The Research Of Transmission Performance Over Wirelsess Ad Hoc 802.11 Networks

From the late 90s of the 20th century, a new kind of network technology in the wireless communication field is developing rapidly, i.e., wireless ad hoc network technology. As one of special kind of wireless communication networks, ad hoc networks have several characteristics, such as independently organized, no center, self organized, multi-hop routing, dynamic topology and so on. However, because of these characteristics, ad hoc network is drastically different from the existing communication systems in the protocol design. This thesis focuses on two aspects of the networks. One aim is to provide a maximum throughput for TCP over ad hoc networks; the other is to improve real time voice transmission over the networks.In this thesis, I investigate the challenges faced by the transport protocol design according to the wireless environment.
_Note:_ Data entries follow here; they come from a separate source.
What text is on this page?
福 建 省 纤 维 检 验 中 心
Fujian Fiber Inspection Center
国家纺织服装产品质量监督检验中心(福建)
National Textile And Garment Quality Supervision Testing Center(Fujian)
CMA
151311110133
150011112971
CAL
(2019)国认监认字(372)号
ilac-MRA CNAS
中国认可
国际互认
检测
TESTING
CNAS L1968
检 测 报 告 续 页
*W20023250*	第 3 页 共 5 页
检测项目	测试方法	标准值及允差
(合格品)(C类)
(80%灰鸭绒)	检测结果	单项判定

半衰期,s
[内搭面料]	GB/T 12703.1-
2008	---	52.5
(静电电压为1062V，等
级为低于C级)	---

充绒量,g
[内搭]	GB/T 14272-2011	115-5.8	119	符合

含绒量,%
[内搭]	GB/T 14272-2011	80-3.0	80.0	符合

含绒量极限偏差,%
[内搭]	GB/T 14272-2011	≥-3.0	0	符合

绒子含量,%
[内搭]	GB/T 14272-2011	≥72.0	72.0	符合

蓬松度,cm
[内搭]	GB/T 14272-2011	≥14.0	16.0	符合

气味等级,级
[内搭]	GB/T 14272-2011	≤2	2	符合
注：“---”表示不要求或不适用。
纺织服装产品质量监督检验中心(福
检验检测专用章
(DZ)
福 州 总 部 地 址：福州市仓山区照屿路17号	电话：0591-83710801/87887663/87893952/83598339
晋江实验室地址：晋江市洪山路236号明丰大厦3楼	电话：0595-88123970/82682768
Extensive works have been carried out to study the performance over it. It is observed that TCP's implicit assumption that any packet loss is due to congestion is not valid any longer in mobile ad hoc networks.Moreover, I study the traditional congestion window mechanism of TCP and propose an adaptive packet size (APS) scheme to work on top of fractional window scheme (FeW). Extensive simulation results demonstrate that APS over FeW outperforms traditional TCP by 100% according to different scenarios, e.g., chain topology, grid topology, and random topology with mobility.Finally, I explore voice transmission and the development of IEEE 802.11 protocol. Most of the studies are priority based that the voice packets have higher priority to access the channel. But for pure voice networks, these schemes are no longer useful since they do not take the intrinsic of the voice into consideration.Based on above observation, the thesis proposes a Burst Queue (BQ) scheme to cooperate with both 802.11b and 802.11e MAC protocols. My simulation results show that BQ scheme can support 50%-100% more VoIP calls and obtain 20%-50% lower delay at the cost of a little higher loss ratio which is tolerable to voice flows.